Hello, I'm new here.

Which short shifter kit should I install in my '03 530i w/sport pkg? Rogue Octane or UUC EVO3? I want a shorter and more precise shift with the least amount of notchiness, effort, noise and vibrations.

Need opinion from anyone with experience with either or both makes.

KC
'03 530i (E39)
Sport & Premium Pkg


----------



## bmw540i (Mar 30, 2003)

You will find very little that have experienece with both. You cant go wrong with either, I have the UUC EVO2 and love it specially with their heavy RK3 knob makes a world of difference.


----------



## Lscman (Aug 5, 2003)

IMO, the Rogue plastic ball unit is no better than OEM. It's basically a $50 factory shifter with a different throw. You can probably do just as well with a BMW MZ3 or similar unit. 

A couple shifters offer a precision, low friction metal pivot ball & EVO3 is a fine example. Mine shifts excellent.


----------



## Malachi (Sep 30, 2003)

Here is a link that you may find useful. CLICK HERE.


----------



## cantona7 (Apr 8, 2004)

Do a search on the 3-series board. Someone just did a very detailed comparison between the two. Granted, it's in an E46, but the general feel should be about the same. I just had the UUC installed yesterday and I love it! :thumbup:


----------



## Ågent99 (Jan 7, 2002)

Lscman said:


> IMO, the Rogue plastic ball unit is no better than OEM. It's basically a $50 factory shifter with a different throw. You can probably do just as well with a BMW MZ3 or similar unit.
> 
> A couple shifters offer a precision, low friction metal pivot ball & EVO3 is a fine example. Mine shifts excellent.
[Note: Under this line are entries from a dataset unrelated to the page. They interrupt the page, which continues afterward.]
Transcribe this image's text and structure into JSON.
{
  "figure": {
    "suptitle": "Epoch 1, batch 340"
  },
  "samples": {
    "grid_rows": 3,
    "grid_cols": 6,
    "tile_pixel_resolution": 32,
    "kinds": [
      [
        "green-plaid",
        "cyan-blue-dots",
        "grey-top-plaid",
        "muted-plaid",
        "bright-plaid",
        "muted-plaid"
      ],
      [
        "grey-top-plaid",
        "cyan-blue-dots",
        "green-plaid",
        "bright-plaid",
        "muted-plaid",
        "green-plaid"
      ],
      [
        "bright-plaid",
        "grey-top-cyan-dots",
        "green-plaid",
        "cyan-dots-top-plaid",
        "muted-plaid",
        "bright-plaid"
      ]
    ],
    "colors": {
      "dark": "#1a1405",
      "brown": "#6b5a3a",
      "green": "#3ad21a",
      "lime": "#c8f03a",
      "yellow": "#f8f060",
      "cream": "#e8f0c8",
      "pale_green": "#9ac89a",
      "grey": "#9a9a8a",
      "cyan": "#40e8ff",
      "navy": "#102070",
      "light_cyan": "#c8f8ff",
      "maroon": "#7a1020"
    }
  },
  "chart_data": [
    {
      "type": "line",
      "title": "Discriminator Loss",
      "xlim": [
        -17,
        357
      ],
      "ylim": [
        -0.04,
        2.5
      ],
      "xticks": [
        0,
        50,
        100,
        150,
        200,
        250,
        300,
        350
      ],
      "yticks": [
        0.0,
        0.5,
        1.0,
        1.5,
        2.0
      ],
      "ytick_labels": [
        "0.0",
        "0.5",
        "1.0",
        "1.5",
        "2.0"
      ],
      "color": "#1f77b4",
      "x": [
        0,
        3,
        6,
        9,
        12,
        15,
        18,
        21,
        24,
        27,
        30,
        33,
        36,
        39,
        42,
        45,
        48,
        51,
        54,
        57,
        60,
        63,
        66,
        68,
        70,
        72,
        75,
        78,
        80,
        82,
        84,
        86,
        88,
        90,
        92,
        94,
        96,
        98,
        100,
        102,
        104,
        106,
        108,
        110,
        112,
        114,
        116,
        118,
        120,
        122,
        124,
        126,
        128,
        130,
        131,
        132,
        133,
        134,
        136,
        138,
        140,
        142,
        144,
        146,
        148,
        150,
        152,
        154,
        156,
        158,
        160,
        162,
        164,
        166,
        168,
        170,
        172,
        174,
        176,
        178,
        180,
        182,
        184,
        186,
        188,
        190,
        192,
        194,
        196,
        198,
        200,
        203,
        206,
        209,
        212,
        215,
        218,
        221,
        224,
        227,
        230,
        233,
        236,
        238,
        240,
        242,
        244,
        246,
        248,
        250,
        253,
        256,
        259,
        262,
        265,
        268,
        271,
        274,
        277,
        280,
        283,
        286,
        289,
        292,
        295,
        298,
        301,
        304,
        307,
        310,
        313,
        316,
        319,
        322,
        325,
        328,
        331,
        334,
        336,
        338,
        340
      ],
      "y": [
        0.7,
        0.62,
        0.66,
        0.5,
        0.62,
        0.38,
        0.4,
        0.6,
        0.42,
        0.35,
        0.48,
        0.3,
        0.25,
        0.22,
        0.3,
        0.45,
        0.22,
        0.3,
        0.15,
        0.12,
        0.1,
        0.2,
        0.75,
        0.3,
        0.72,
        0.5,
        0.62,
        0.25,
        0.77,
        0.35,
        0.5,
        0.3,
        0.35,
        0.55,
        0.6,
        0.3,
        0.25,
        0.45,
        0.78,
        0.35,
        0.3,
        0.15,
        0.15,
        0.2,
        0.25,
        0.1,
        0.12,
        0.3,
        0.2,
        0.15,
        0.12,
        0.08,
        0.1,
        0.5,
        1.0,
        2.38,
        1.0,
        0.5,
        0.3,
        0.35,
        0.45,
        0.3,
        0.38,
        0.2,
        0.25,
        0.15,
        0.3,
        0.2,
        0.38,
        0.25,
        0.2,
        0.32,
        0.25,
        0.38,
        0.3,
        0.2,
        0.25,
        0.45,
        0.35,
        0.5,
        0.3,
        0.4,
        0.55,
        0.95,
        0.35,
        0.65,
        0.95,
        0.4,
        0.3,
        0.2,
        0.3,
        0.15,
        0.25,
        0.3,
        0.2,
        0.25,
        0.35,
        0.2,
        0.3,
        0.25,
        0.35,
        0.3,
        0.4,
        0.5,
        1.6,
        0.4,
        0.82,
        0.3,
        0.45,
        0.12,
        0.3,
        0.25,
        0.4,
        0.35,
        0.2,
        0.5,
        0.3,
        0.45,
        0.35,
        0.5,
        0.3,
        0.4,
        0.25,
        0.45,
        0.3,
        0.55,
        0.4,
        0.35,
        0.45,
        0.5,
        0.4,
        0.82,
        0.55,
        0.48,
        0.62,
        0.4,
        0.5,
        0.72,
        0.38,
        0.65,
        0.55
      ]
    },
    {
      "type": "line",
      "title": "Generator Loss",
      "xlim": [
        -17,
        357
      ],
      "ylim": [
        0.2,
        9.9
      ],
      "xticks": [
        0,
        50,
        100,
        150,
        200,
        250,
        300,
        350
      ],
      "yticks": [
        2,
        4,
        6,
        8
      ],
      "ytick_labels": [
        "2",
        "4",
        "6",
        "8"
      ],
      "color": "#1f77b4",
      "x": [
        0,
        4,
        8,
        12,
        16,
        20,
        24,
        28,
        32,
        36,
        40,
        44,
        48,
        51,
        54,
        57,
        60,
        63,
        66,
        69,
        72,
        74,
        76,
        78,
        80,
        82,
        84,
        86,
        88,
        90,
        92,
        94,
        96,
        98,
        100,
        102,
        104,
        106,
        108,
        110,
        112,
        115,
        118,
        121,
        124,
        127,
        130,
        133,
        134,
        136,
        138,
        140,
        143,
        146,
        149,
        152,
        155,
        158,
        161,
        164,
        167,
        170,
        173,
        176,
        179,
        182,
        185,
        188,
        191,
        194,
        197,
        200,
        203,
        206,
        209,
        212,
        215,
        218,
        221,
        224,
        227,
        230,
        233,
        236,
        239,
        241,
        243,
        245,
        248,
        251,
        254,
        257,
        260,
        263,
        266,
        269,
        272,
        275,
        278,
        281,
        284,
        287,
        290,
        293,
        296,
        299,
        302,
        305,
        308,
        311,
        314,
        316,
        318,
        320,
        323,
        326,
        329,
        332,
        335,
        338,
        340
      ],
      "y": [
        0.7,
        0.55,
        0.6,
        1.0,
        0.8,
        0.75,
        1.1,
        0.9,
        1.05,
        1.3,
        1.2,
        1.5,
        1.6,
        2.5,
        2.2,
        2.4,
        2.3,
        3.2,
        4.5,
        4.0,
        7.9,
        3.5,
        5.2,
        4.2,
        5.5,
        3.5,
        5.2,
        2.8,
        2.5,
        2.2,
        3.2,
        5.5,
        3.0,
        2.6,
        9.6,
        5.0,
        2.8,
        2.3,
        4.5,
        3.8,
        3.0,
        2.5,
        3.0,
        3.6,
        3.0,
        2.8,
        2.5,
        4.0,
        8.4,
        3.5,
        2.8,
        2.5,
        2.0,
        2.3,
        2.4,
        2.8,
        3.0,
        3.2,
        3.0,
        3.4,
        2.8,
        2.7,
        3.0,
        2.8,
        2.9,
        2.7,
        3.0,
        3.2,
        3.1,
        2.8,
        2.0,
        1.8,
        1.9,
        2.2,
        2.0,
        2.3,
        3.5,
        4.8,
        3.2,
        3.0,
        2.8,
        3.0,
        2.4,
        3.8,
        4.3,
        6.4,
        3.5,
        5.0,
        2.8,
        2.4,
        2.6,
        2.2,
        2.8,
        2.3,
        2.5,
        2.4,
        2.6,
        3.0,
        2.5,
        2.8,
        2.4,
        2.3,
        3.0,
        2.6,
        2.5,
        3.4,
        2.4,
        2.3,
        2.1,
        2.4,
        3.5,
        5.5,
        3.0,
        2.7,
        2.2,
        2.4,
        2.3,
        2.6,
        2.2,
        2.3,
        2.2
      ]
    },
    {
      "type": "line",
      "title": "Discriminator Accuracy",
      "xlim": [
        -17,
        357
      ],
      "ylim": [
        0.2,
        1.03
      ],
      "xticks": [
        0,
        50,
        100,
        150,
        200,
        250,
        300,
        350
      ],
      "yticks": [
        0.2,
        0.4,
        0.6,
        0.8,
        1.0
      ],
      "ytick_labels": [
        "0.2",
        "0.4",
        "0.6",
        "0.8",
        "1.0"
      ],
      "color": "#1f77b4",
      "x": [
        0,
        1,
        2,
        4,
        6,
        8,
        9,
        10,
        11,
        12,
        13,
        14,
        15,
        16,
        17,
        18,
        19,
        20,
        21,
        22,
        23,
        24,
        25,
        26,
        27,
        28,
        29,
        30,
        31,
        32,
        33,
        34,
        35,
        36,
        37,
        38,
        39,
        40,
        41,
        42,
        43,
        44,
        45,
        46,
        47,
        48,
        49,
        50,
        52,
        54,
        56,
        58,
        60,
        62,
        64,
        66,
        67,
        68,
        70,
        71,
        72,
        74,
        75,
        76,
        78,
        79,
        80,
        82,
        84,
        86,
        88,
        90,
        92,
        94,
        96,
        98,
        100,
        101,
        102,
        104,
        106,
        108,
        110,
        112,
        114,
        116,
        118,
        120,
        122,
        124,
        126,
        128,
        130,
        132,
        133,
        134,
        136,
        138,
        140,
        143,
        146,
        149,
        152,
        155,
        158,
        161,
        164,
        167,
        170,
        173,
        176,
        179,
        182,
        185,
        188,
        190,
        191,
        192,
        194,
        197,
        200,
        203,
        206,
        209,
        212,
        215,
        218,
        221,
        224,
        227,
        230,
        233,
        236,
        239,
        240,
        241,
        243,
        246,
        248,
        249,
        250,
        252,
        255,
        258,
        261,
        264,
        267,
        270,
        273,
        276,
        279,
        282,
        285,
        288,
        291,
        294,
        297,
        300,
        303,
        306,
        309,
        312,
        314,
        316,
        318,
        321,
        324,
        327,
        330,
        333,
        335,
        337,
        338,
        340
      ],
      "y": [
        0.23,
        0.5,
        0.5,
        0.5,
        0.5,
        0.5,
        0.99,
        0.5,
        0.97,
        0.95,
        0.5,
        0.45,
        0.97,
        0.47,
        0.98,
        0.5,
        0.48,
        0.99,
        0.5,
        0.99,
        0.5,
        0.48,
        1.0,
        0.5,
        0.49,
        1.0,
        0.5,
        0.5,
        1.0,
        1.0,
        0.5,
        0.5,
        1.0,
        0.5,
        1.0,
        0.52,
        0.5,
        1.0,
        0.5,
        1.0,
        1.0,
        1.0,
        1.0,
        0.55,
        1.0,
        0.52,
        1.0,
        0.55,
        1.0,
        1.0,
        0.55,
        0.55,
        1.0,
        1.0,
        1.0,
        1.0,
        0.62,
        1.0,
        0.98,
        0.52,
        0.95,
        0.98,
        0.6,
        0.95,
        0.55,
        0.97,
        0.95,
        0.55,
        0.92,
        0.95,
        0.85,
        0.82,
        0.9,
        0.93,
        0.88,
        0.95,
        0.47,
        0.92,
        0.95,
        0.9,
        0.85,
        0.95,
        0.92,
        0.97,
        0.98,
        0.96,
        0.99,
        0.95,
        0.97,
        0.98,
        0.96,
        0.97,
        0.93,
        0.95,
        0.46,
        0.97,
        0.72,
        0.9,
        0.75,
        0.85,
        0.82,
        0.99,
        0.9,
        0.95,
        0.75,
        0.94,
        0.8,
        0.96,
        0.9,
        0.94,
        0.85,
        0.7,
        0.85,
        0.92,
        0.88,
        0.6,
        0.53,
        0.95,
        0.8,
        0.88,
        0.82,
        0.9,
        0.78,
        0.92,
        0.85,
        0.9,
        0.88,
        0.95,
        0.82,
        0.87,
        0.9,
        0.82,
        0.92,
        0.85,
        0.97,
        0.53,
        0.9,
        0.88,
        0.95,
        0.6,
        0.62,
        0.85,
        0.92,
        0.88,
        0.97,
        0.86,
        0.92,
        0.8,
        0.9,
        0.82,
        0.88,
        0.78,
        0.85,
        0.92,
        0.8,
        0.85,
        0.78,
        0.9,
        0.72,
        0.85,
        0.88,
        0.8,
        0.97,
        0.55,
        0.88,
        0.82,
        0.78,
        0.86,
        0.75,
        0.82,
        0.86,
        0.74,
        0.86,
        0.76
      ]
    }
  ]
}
My plastic ball RE SSK is doing fine going on 40,000 miles now. In the early phases, UUC had serious noise and vibration problems but I understand they've taken care of it.

Chris


----------



## DZeckhausen (Mar 11, 2003)

Ågent99 said:


> My plastic ball RE SSK is doing fine going on 40,000 miles now. In the early phases, UUC had serious noise and vibration problems but I understand they've taken care of it.


I was going to jump in and say the same thing, however I was afraid my motives could be questioned since I sell the Rogue shifters. In my opinion, the plastic ball debate is much ado about nothing. I've had both of the shifters (not the new EVO 3) in my car and could not tell the difference between them. I've also installed both types of shifters in customer cars. Both will make the owner happy. And the plastic ball will NOT wear out in 10,000 miles and make the shifter sloppy. It just doesn't happen.

There is a difference in throw reduction between the Rogue and UUC shifters for the 528i and 530i models, with the UUC being more agressive in terms of throw reduction. For that platform, my personal preference would be for the UUC. But the 540i and M5 are challenging to tell apart from inside the car.

The Rogue shifter is a far cry from a mere modified factory shifter, as LSCMAN claims. The upper piece is machined from steel and has more mass than the factory lever. And the selector rod is solid steel and adds significant mass to the entire assembly, resulting in some reduction of the inherent notchniness of the factory mechanism.

Bottom line is that either one is a good choice.


----------